A case cited by the White House as evidence that non-citizens cast illegal votes in American elections did not actually involve any non-citizens voting, the latest in a series of misleading statements on the subject by the administration. Donald Trump’s deputy press secretary, Sarah Huckabee Sanders, referred in a television interview on Sunday to an incident in her native Arkansas, which she said supported Trump’s claims about voter fraud. Trump has repeatedly alleged, without evidence, that he lost the national popular vote to Hillary Clinton, his Democratic opponent, because millions of non-citizens voted illegally. His claim has been widely dismissed as a fabrication. … After the president and a senior aide revived the claims last week, Huckabee Sanders was asked on MSNBC: “Do you think that there are 3 to 5 million undocumented immigrants who cast votes, and that that would have swung the president’s election, in terms of the popular vote, his way?” Huckabee Sanders replied: “Look, I don’t know how many different voters voted illegally, but I do know that it exists. In my home state of Arkansas, there was a judge that was caught with, I think, roughly 180 ballots sitting on his kitchen table. So to pretend like voter fraud isn’t something real and doesn’t exist is laughable.”
… In a series of emails to the Guardian this week, Huckabee Sanders said she had in fact been referring to a public corruption case from 2011 that differs significantly from the description she gave in her MSNBC interview.
“It was a city councilman, not a judge,” Huckabee Sanders said in an email. In response to repeated follow-up inquiries, she confirmed that she meant the prosecution of Phillip Carter, a councilman in the city of West Memphis.

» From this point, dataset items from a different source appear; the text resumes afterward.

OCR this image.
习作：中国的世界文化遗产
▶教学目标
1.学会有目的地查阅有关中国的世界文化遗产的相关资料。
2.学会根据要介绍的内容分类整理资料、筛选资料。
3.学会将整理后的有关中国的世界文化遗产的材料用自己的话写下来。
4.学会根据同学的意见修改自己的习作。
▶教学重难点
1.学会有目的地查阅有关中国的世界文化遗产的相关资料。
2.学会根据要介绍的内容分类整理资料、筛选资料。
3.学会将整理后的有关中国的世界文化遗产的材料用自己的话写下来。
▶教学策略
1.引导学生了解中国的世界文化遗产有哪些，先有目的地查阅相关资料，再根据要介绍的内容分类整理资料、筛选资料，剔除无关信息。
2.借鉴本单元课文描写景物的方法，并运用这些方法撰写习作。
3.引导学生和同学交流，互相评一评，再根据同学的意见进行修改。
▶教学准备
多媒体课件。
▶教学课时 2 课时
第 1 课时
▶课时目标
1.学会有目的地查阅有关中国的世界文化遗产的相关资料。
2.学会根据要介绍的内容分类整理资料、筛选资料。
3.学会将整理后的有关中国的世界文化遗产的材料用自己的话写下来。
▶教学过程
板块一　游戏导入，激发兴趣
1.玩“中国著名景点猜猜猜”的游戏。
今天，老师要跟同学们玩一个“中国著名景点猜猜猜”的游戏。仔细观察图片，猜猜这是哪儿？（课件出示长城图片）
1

Carter and several associates were caught bribing people to vote for a candidate in an election for the Arkansas house of representatives.

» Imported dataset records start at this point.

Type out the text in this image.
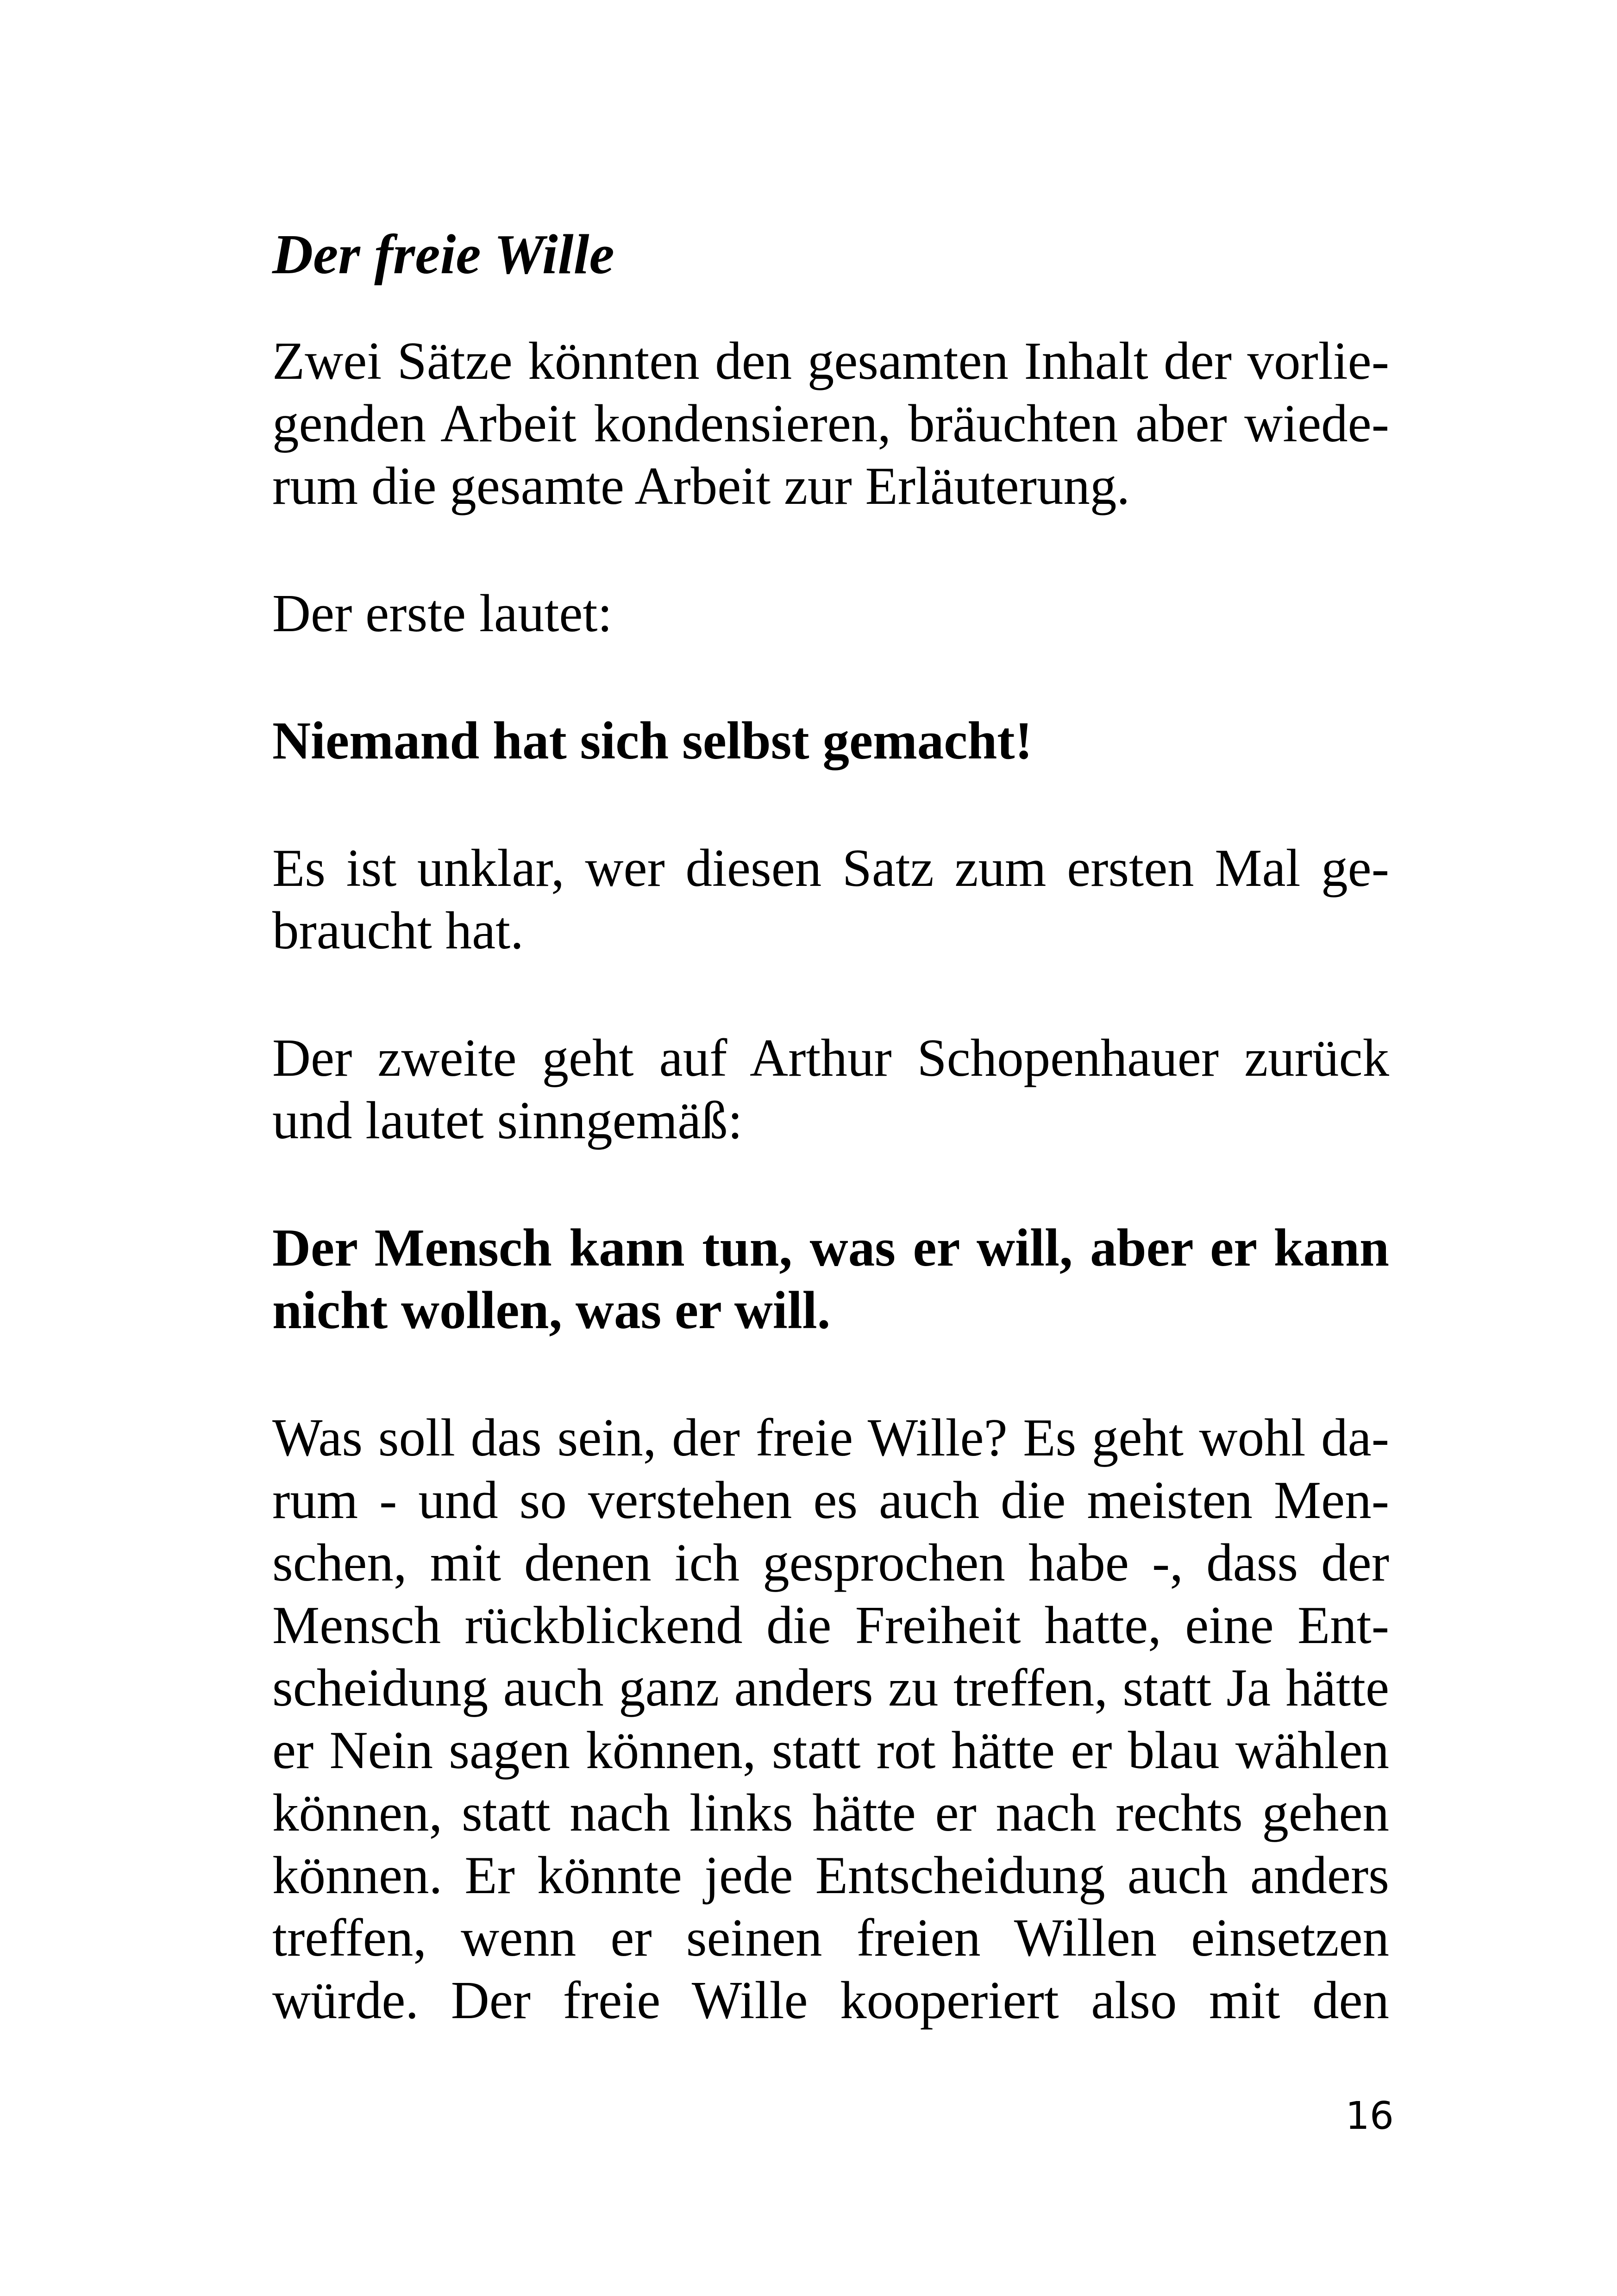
Der freie Wille
Zwei Sätze könnten den gesamten Inhalt der vorlie-
genden Arbeit kondensieren, bräuchten aber wiede-
rum die gesamte Arbeit zur Erläuterung.
Der erste lautet:
Niemand hat sich selbst gemacht!
Es ist unklar, wer diesen Satz zum ersten Mal ge-
braucht hat.
Der zweite geht auf Arthur Schopenhauer zurück
und lautet sinngemäß:
Der Mensch kann tun, was er will, aber er kann
nicht wollen, was er will.
Was soll das sein, der freie Wille? Es geht wohl da-
rum - und so verstehen es auch die meisten Men-
schen, mit denen ich gesprochen habe -, dass der
Mensch rückblickend die Freiheit hatte, eine Ent-
scheidung auch ganz anders zu treffen, statt Ja hätte
er Nein sagen können, statt rot hätte er blau wählen
können, statt nach links hätte er nach rechts gehen
können. Er könnte jede Entscheidung auch anders
treffen, wenn er seinen freien Willen einsetzen
würde. Der freie Wille kooperiert also mit den
16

The FBI said Carter and other allies of Hudson Hallum, a Democratic candidate, gave residents chicken dinners, bottles of cheap vodka and small cash payments if they cast absentee ballots for Hallum. Carter, Hallum, Hallum’s father, and a police officer all pleaded guilty to federal charges of conspiracy to commit election fraud. But court filings from the case make no reference to anyone ineligible voting or trying to vote.